Thoughts on fiction/the novel: when the emphasis is on “story”

I admit that these days it isn’t often that I seek out fiction voluntarily—usually the fiction I read are assigned texts.  Sometimes these are page-turners: plot-driven quick-reads.  While “I couldn’t put it down” is frequently a form of praise, if that’s the main thing I can say about it, for me, it means the plot of that novel is more pleasing than its language.  Its language didn’t make me want to linger, didn’t make me stop and marvel.

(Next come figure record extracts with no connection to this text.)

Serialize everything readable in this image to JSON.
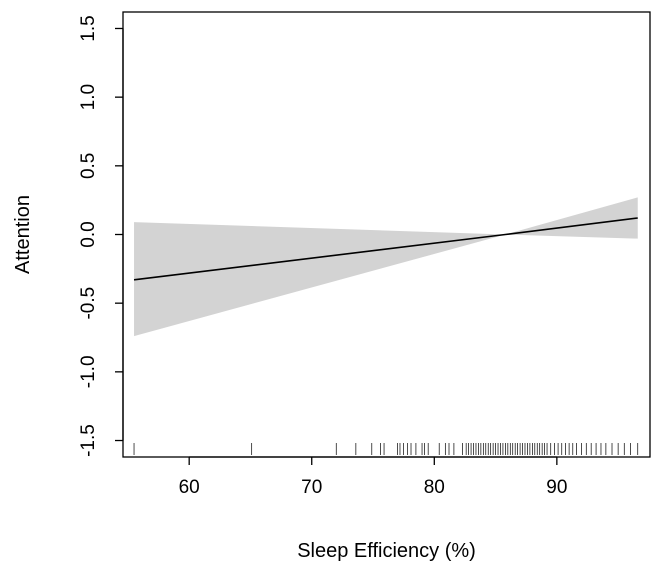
{
  "chart_data": {
    "type": "line",
    "title": "",
    "xlabel": "Sleep Efficiency (%)",
    "ylabel": "Attention",
    "xlim": [
      54.6,
      97.6
    ],
    "ylim": [
      -1.62,
      1.62
    ],
    "xticks": [
      60,
      70,
      80,
      90
    ],
    "xtick_labels": [
      "60",
      "70",
      "80",
      "90"
    ],
    "yticks": [
      -1.5,
      -1.0,
      -0.5,
      0.0,
      0.5,
      1.0,
      1.5
    ],
    "ytick_labels": [
      "-1.5",
      "-1.0",
      "-0.5",
      "0.0",
      "0.5",
      "1.0",
      "1.5"
    ],
    "grid": false,
    "series": [
      {
        "x": [
          55.5,
          85.8,
          96.6
        ],
        "y": [
          -0.33,
          0.0,
          0.12
        ]
      }
    ],
    "confidence_band": {
      "x": [
        55.5,
        85.8,
        96.6
      ],
      "lower": [
        -0.74,
        0.0,
        -0.03
      ],
      "upper": [
        0.09,
        0.0,
        0.27
      ]
    },
    "band_color": "#d3d3d3",
    "line_color": "#000000",
    "rug_x": [
      55.5,
      65.1,
      72.0,
      73.6,
      74.9,
      75.6,
      75.9,
      77.0,
      77.2,
      77.5,
      77.8,
      78.1,
      78.5,
      79.0,
      79.2,
      79.5,
      80.4,
      80.9,
      81.2,
      81.6,
      82.3,
      82.6,
      82.8,
      83.0,
      83.2,
      83.4,
      83.6,
      83.8,
      84.0,
      84.2,
      84.4,
      84.6,
      84.8,
      85.0,
      85.2,
      85.4,
      85.6,
      85.8,
      86.0,
      86.2,
      86.4,
      86.6,
      86.8,
      87.0,
      87.2,
      87.4,
      87.6,
      87.8,
      88.0,
      88.2,
      88.4,
      88.6,
      88.8,
      89.0,
      89.2,
      89.5,
      89.8,
      90.1,
      90.4,
      90.7,
      91.0,
      91.3,
      91.6,
      92.0,
      92.4,
      92.8,
      93.2,
      93.6,
      94.0,
      94.5,
      95.0,
      95.5,
      96.0,
      96.6
    ]
  }
}
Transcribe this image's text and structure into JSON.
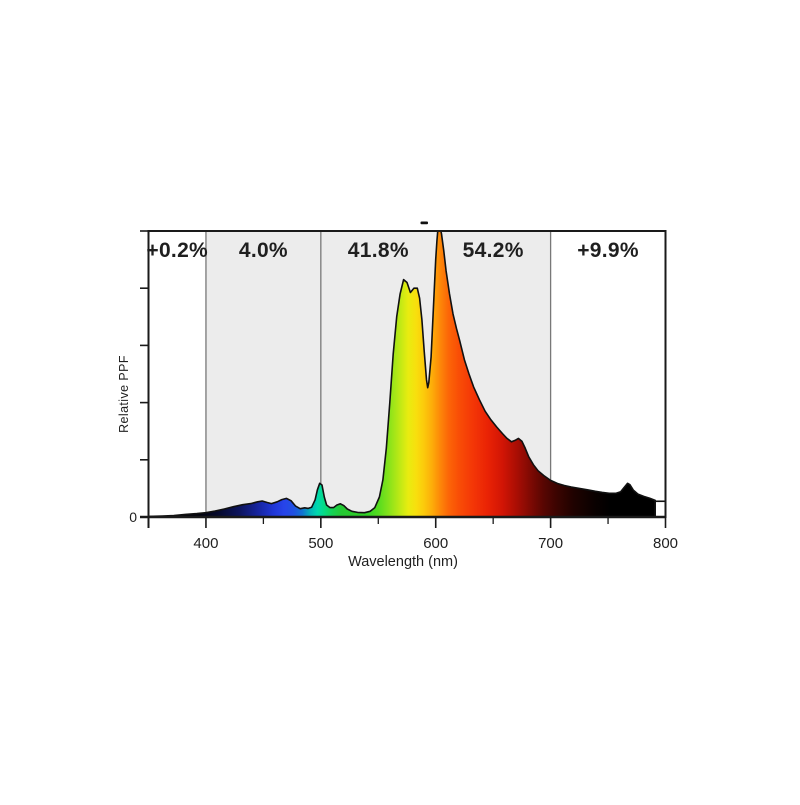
{
  "page": {
    "background": "#ffffff"
  },
  "chart_data": {
    "type": "area",
    "title": "",
    "xlabel": "Wavelength (nm)",
    "ylabel": "Relative PPF",
    "y_zero_label": "0",
    "x_range": [
      350,
      800
    ],
    "y_range": [
      0,
      1.0
    ],
    "grid": false,
    "x_major_ticks": [
      400,
      500,
      600,
      700,
      800
    ],
    "x_minor_ticks": [
      450,
      550,
      650,
      750
    ],
    "y_ticks": [
      0,
      0.2,
      0.4,
      0.6,
      0.8,
      1.0
    ],
    "bands": [
      {
        "label": "+0.2%",
        "range": [
          350,
          400
        ],
        "shaded": false
      },
      {
        "label": "4.0%",
        "range": [
          400,
          500
        ],
        "shaded": true
      },
      {
        "label": "41.8%",
        "range": [
          500,
          600
        ],
        "shaded": true
      },
      {
        "label": "54.2%",
        "range": [
          600,
          700
        ],
        "shaded": true
      },
      {
        "label": "+9.9%",
        "range": [
          700,
          800
        ],
        "shaded": false
      }
    ],
    "divider_lines_nm": [
      400,
      500,
      700
    ],
    "series": [
      {
        "name": "relative-ppf-spectrum",
        "points": [
          [
            350,
            0.002
          ],
          [
            362,
            0.003
          ],
          [
            372,
            0.005
          ],
          [
            382,
            0.009
          ],
          [
            392,
            0.012
          ],
          [
            400,
            0.015
          ],
          [
            408,
            0.021
          ],
          [
            416,
            0.028
          ],
          [
            424,
            0.036
          ],
          [
            432,
            0.043
          ],
          [
            439,
            0.047
          ],
          [
            445,
            0.053
          ],
          [
            449,
            0.056
          ],
          [
            453,
            0.051
          ],
          [
            457,
            0.047
          ],
          [
            462,
            0.053
          ],
          [
            466,
            0.061
          ],
          [
            470,
            0.065
          ],
          [
            474,
            0.057
          ],
          [
            478,
            0.038
          ],
          [
            482,
            0.029
          ],
          [
            486,
            0.032
          ],
          [
            489,
            0.03
          ],
          [
            492,
            0.034
          ],
          [
            495,
            0.06
          ],
          [
            497,
            0.095
          ],
          [
            499,
            0.118
          ],
          [
            501,
            0.112
          ],
          [
            503,
            0.07
          ],
          [
            505,
            0.042
          ],
          [
            508,
            0.033
          ],
          [
            511,
            0.033
          ],
          [
            514,
            0.042
          ],
          [
            517,
            0.046
          ],
          [
            520,
            0.04
          ],
          [
            523,
            0.028
          ],
          [
            527,
            0.02
          ],
          [
            532,
            0.016
          ],
          [
            538,
            0.015
          ],
          [
            543,
            0.02
          ],
          [
            547,
            0.033
          ],
          [
            551,
            0.07
          ],
          [
            554,
            0.13
          ],
          [
            557,
            0.24
          ],
          [
            560,
            0.4
          ],
          [
            563,
            0.57
          ],
          [
            566,
            0.7
          ],
          [
            569,
            0.78
          ],
          [
            572,
            0.83
          ],
          [
            575,
            0.82
          ],
          [
            578,
            0.785
          ],
          [
            581,
            0.8
          ],
          [
            584,
            0.8
          ],
          [
            586,
            0.765
          ],
          [
            588,
            0.69
          ],
          [
            590,
            0.58
          ],
          [
            592,
            0.48
          ],
          [
            593,
            0.452
          ],
          [
            594,
            0.47
          ],
          [
            596,
            0.56
          ],
          [
            598,
            0.73
          ],
          [
            600,
            0.9
          ],
          [
            601,
            0.965
          ],
          [
            602,
            1.01
          ],
          [
            604,
            1.01
          ],
          [
            605,
            0.99
          ],
          [
            607,
            0.93
          ],
          [
            609,
            0.86
          ],
          [
            612,
            0.78
          ],
          [
            615,
            0.71
          ],
          [
            618,
            0.66
          ],
          [
            621,
            0.615
          ],
          [
            625,
            0.55
          ],
          [
            629,
            0.5
          ],
          [
            633,
            0.455
          ],
          [
            638,
            0.41
          ],
          [
            643,
            0.37
          ],
          [
            648,
            0.34
          ],
          [
            653,
            0.315
          ],
          [
            658,
            0.292
          ],
          [
            662,
            0.275
          ],
          [
            666,
            0.263
          ],
          [
            669,
            0.268
          ],
          [
            672,
            0.275
          ],
          [
            675,
            0.265
          ],
          [
            678,
            0.24
          ],
          [
            681,
            0.21
          ],
          [
            685,
            0.183
          ],
          [
            689,
            0.162
          ],
          [
            694,
            0.145
          ],
          [
            700,
            0.128
          ],
          [
            706,
            0.117
          ],
          [
            712,
            0.11
          ],
          [
            718,
            0.105
          ],
          [
            725,
            0.1
          ],
          [
            732,
            0.095
          ],
          [
            739,
            0.09
          ],
          [
            745,
            0.086
          ],
          [
            751,
            0.083
          ],
          [
            757,
            0.083
          ],
          [
            761,
            0.088
          ],
          [
            764,
            0.103
          ],
          [
            767,
            0.118
          ],
          [
            769,
            0.113
          ],
          [
            772,
            0.094
          ],
          [
            776,
            0.08
          ],
          [
            781,
            0.072
          ],
          [
            786,
            0.066
          ],
          [
            791,
            0.058
          ]
        ]
      }
    ],
    "end_step": {
      "from_nm": 791,
      "to_nm": 800,
      "value": 0.055
    },
    "spectral_gradient": [
      [
        350,
        "#000000"
      ],
      [
        395,
        "#02030e"
      ],
      [
        412,
        "#060a30"
      ],
      [
        430,
        "#0d1560"
      ],
      [
        445,
        "#16249e"
      ],
      [
        458,
        "#1f35d4"
      ],
      [
        468,
        "#2744ea"
      ],
      [
        476,
        "#2150e2"
      ],
      [
        484,
        "#1173d2"
      ],
      [
        491,
        "#04b4b8"
      ],
      [
        497,
        "#00d8ae"
      ],
      [
        503,
        "#06db84"
      ],
      [
        510,
        "#16d254"
      ],
      [
        518,
        "#26c934"
      ],
      [
        528,
        "#2bcb2b"
      ],
      [
        540,
        "#32d426"
      ],
      [
        550,
        "#55dc1f"
      ],
      [
        560,
        "#8ce31a"
      ],
      [
        569,
        "#c0e915"
      ],
      [
        576,
        "#e8ec10"
      ],
      [
        583,
        "#f8df0d"
      ],
      [
        590,
        "#fcc90b"
      ],
      [
        597,
        "#fdac09"
      ],
      [
        604,
        "#fd8708"
      ],
      [
        611,
        "#fc6607"
      ],
      [
        620,
        "#f94e06"
      ],
      [
        632,
        "#f43706"
      ],
      [
        645,
        "#ea2305"
      ],
      [
        658,
        "#d21505"
      ],
      [
        670,
        "#ab0e04"
      ],
      [
        682,
        "#800a03"
      ],
      [
        694,
        "#570602"
      ],
      [
        706,
        "#3a0401"
      ],
      [
        720,
        "#1f0200"
      ],
      [
        738,
        "#0a0100"
      ],
      [
        752,
        "#000000"
      ],
      [
        800,
        "#000000"
      ]
    ],
    "colors": {
      "band_fill": "#ececec",
      "divider": "#787878",
      "axis": "#1a1a1a",
      "outline": "#111111",
      "text": "#1f1f1f"
    }
  }
}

What if “I couldn’t get past the first page” meant that you were awestruck by the language and wanted to savor it for a while?!  Yes, yes, I know: “I couldn’t put it down” and “I couldn’t get past the first page” are phrases in reference to the norm of reading as a linear experience (and, specifically, only forward in direction).

While once it was a pleasurable thing, more and more I feel annoyed if I “couldn’t put it down”: the more a text feels easy to read, the more it is plot-dependent, and the more that I am reading a “story” rather than engaging with interesting language.  While there is nothing wrong with a good story, I enjoy reading for language.

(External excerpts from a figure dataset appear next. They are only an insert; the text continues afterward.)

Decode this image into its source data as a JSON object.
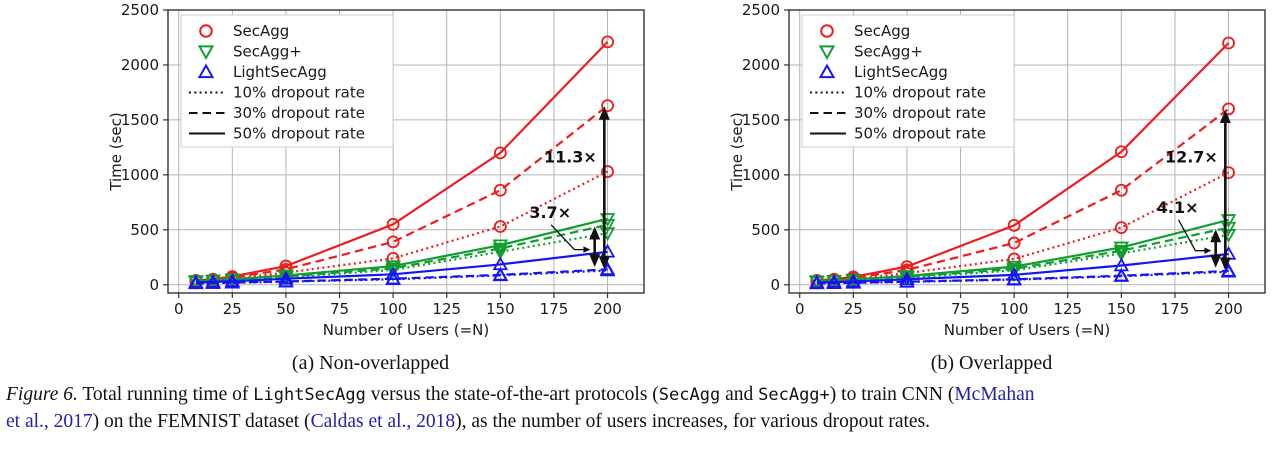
{
  "colors": {
    "red": "#ee1c1c",
    "green": "#109f2e",
    "blue": "#1414f5",
    "citation": "#2222aa",
    "grid": "#b3b3b3",
    "spine": "#333333",
    "annotation": "#111111"
  },
  "figure": {
    "subcaptions": [
      "(a)  Non-overlapped",
      "(b)  Overlapped"
    ],
    "caption_segments": [
      {
        "t": "Figure 6.",
        "s": "italic"
      },
      {
        "t": " Total running time of ",
        "s": "n"
      },
      {
        "t": "LightSecAgg",
        "s": "mono"
      },
      {
        "t": " versus the state-of-the-art protocols (",
        "s": "n"
      },
      {
        "t": "SecAgg",
        "s": "mono"
      },
      {
        "t": " and ",
        "s": "n"
      },
      {
        "t": "SecAgg+",
        "s": "mono"
      },
      {
        "t": ") to train CNN (",
        "s": "n"
      },
      {
        "t": "McMahan",
        "s": "cite"
      },
      {
        "t": "",
        "s": "br"
      },
      {
        "t": "et al., 2017",
        "s": "cite"
      },
      {
        "t": ") on the FEMNIST dataset (",
        "s": "n"
      },
      {
        "t": "Caldas et al., 2018",
        "s": "cite"
      },
      {
        "t": "), as the number of users increases, for various dropout rates.",
        "s": "n"
      }
    ]
  },
  "chart_data": [
    {
      "type": "line",
      "title": "(a) Non-overlapped",
      "xlabel": "Number of Users (=N)",
      "ylabel": "Time (sec)",
      "xlim": [
        -5,
        217
      ],
      "ylim": [
        -75,
        2500
      ],
      "xticks": [
        0,
        25,
        50,
        75,
        100,
        125,
        150,
        175,
        200
      ],
      "yticks": [
        0,
        500,
        1000,
        1500,
        2000,
        2500
      ],
      "grid": true,
      "legend_position": "upper-left",
      "x": [
        8,
        16,
        25,
        50,
        100,
        150,
        200
      ],
      "series": [
        {
          "name": "SecAgg",
          "dropout": "50%",
          "color_key": "red",
          "marker": "circle",
          "dash": "solid",
          "values": [
            40,
            50,
            75,
            170,
            550,
            1200,
            2210
          ]
        },
        {
          "name": "SecAgg",
          "dropout": "30%",
          "color_key": "red",
          "marker": "circle",
          "dash": "dashed",
          "values": [
            35,
            45,
            65,
            140,
            390,
            860,
            1630
          ]
        },
        {
          "name": "SecAgg",
          "dropout": "10%",
          "color_key": "red",
          "marker": "circle",
          "dash": "dotted",
          "values": [
            30,
            40,
            55,
            110,
            240,
            530,
            1030
          ]
        },
        {
          "name": "SecAgg+",
          "dropout": "50%",
          "color_key": "green",
          "marker": "tri-down",
          "dash": "solid",
          "values": [
            35,
            40,
            50,
            85,
            170,
            360,
            600
          ]
        },
        {
          "name": "SecAgg+",
          "dropout": "30%",
          "color_key": "green",
          "marker": "tri-down",
          "dash": "dashed",
          "values": [
            30,
            36,
            45,
            75,
            150,
            330,
            545
          ]
        },
        {
          "name": "SecAgg+",
          "dropout": "10%",
          "color_key": "green",
          "marker": "tri-down",
          "dash": "dotted",
          "values": [
            28,
            33,
            42,
            68,
            135,
            300,
            470
          ]
        },
        {
          "name": "LightSecAgg",
          "dropout": "50%",
          "color_key": "blue",
          "marker": "tri-up",
          "dash": "solid",
          "values": [
            22,
            26,
            32,
            55,
            95,
            185,
            300
          ]
        },
        {
          "name": "LightSecAgg",
          "dropout": "30%",
          "color_key": "blue",
          "marker": "tri-up",
          "dash": "dashed",
          "values": [
            14,
            16,
            20,
            30,
            55,
            90,
            140
          ]
        },
        {
          "name": "LightSecAgg",
          "dropout": "10%",
          "color_key": "blue",
          "marker": "tri-up",
          "dash": "dotted",
          "values": [
            13,
            15,
            18,
            28,
            50,
            85,
            130
          ]
        }
      ],
      "legend": {
        "protocols": [
          {
            "label": "SecAgg",
            "marker": "circle",
            "color_key": "red"
          },
          {
            "label": "SecAgg+",
            "marker": "tri-down",
            "color_key": "green"
          },
          {
            "label": "LightSecAgg",
            "marker": "tri-up",
            "color_key": "blue"
          }
        ],
        "linestyles": [
          {
            "label": "10% dropout rate",
            "dash": "dotted"
          },
          {
            "label": "30% dropout rate",
            "dash": "dashed"
          },
          {
            "label": "50% dropout rate",
            "dash": "solid"
          }
        ]
      },
      "annotations": [
        {
          "label": "11.3×",
          "arrow_x": 198.5,
          "y_top": 1620,
          "y_bottom": 140,
          "label_x": 195,
          "label_y": 1160
        },
        {
          "label": "3.7×",
          "arrow_x": 194,
          "y_top": 530,
          "y_bottom": 160,
          "label_x": 183,
          "label_y": 655,
          "leader_to": [
            192,
            320
          ]
        }
      ]
    },
    {
      "type": "line",
      "title": "(b) Overlapped",
      "xlabel": "Number of Users (=N)",
      "ylabel": "Time (sec)",
      "xlim": [
        -5,
        217
      ],
      "ylim": [
        -75,
        2500
      ],
      "xticks": [
        0,
        25,
        50,
        75,
        100,
        125,
        150,
        175,
        200
      ],
      "yticks": [
        0,
        500,
        1000,
        1500,
        2000,
        2500
      ],
      "grid": true,
      "legend_position": "upper-left",
      "x": [
        8,
        16,
        25,
        50,
        100,
        150,
        200
      ],
      "series": [
        {
          "name": "SecAgg",
          "dropout": "50%",
          "color_key": "red",
          "marker": "circle",
          "dash": "solid",
          "values": [
            40,
            50,
            72,
            165,
            540,
            1210,
            2200
          ]
        },
        {
          "name": "SecAgg",
          "dropout": "30%",
          "color_key": "red",
          "marker": "circle",
          "dash": "dashed",
          "values": [
            35,
            45,
            62,
            135,
            380,
            860,
            1600
          ]
        },
        {
          "name": "SecAgg",
          "dropout": "10%",
          "color_key": "red",
          "marker": "circle",
          "dash": "dotted",
          "values": [
            30,
            40,
            52,
            105,
            235,
            520,
            1020
          ]
        },
        {
          "name": "SecAgg+",
          "dropout": "50%",
          "color_key": "green",
          "marker": "tri-down",
          "dash": "solid",
          "values": [
            33,
            38,
            48,
            80,
            165,
            340,
            590
          ]
        },
        {
          "name": "SecAgg+",
          "dropout": "30%",
          "color_key": "green",
          "marker": "tri-down",
          "dash": "dashed",
          "values": [
            29,
            34,
            43,
            72,
            145,
            310,
            520
          ]
        },
        {
          "name": "SecAgg+",
          "dropout": "10%",
          "color_key": "green",
          "marker": "tri-down",
          "dash": "dotted",
          "values": [
            27,
            32,
            40,
            64,
            130,
            285,
            455
          ]
        },
        {
          "name": "LightSecAgg",
          "dropout": "50%",
          "color_key": "blue",
          "marker": "tri-up",
          "dash": "solid",
          "values": [
            20,
            24,
            30,
            50,
            90,
            175,
            280
          ]
        },
        {
          "name": "LightSecAgg",
          "dropout": "30%",
          "color_key": "blue",
          "marker": "tri-up",
          "dash": "dashed",
          "values": [
            13,
            15,
            18,
            28,
            50,
            82,
            126
          ]
        },
        {
          "name": "LightSecAgg",
          "dropout": "10%",
          "color_key": "blue",
          "marker": "tri-up",
          "dash": "dotted",
          "values": [
            12,
            14,
            17,
            26,
            46,
            78,
            118
          ]
        }
      ],
      "legend": {
        "protocols": [
          {
            "label": "SecAgg",
            "marker": "circle",
            "color_key": "red"
          },
          {
            "label": "SecAgg+",
            "marker": "tri-down",
            "color_key": "green"
          },
          {
            "label": "LightSecAgg",
            "marker": "tri-up",
            "color_key": "blue"
          }
        ],
        "linestyles": [
          {
            "label": "10% dropout rate",
            "dash": "dotted"
          },
          {
            "label": "30% dropout rate",
            "dash": "dashed"
          },
          {
            "label": "50% dropout rate",
            "dash": "solid"
          }
        ]
      },
      "annotations": [
        {
          "label": "12.7×",
          "arrow_x": 198.5,
          "y_top": 1590,
          "y_bottom": 130,
          "label_x": 195,
          "label_y": 1160
        },
        {
          "label": "4.1×",
          "arrow_x": 194,
          "y_top": 505,
          "y_bottom": 155,
          "label_x": 186,
          "label_y": 700,
          "leader_to": [
            192,
            310
          ]
        }
      ]
    }
  ]
}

Perhaps I prefer to watch or hear a story….  After all, a story is more of a passive experience: you receive a story; your enjoyment in it (usually) is in accepting it for what it is.  And I think that listening and watching are passive experiences; they are also both linear experiences.  Reading seems to require a more active engagement, as you are your own guide: you read at your own pace, you linger or skim as you wish (and reading does not have to be linear).  Thus, I feel it is more fitting (and more efficient) to hear or watch a story than to read one.

But then again, I do want to be happy for something to exist for the purposes of reading, even if it is extremely accessible….  This of course relates to the idea of people seeking out page-turner fiction and how sometimes/oftentimes it is bad writing.  Should we be glad that reading is happening, even if the text is low-quality, or should we be sad about low standards?  That dilemma.  (That big boulder of a dilemma.  Sometimes it does make sense to pay attention to the pebble in your own shoe: solve what you can.  People probably won’t let you check their shoes for them, much less would you walk in them.  Oh no no, some problems will remain clichés; that’s that.)

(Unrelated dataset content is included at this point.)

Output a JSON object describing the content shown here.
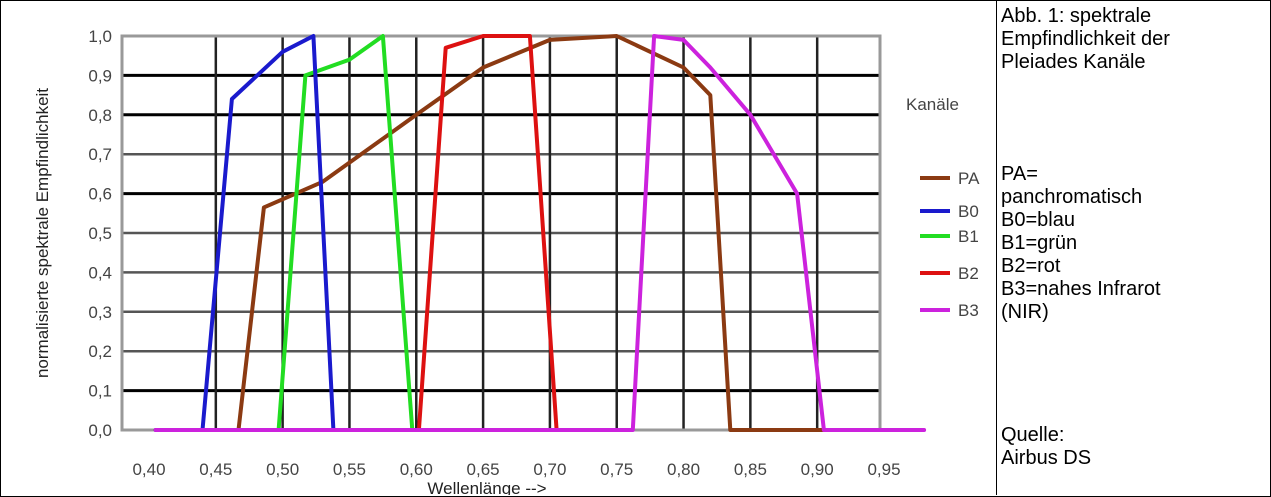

To be clear, of course I accept/understand that “story” is one of the things thought to make fiction and the novel be what they are.  My concern is with story being a work’s only strength.  I know, I know: perhaps this is the problem of the poet reading fiction.  My interest is in how language is used: the syntax, the word choices, etc.  I read in order to engage myself with language.

On a personal note, having gotten some assigned reading done, I have begun Finnegans Wake.  I find it delightful.  And I am enjoying not having an overt plot pushing me through the text; therefore, it feels like a very present reading experience: I am appreciating each sentence, each neologism/portmanteau for what it is…!

What do you think of “story” requiring a passive experience?

What do you think of a “story” being more fit for showing or telling?

Do you seek “story”?  In what media?  Why?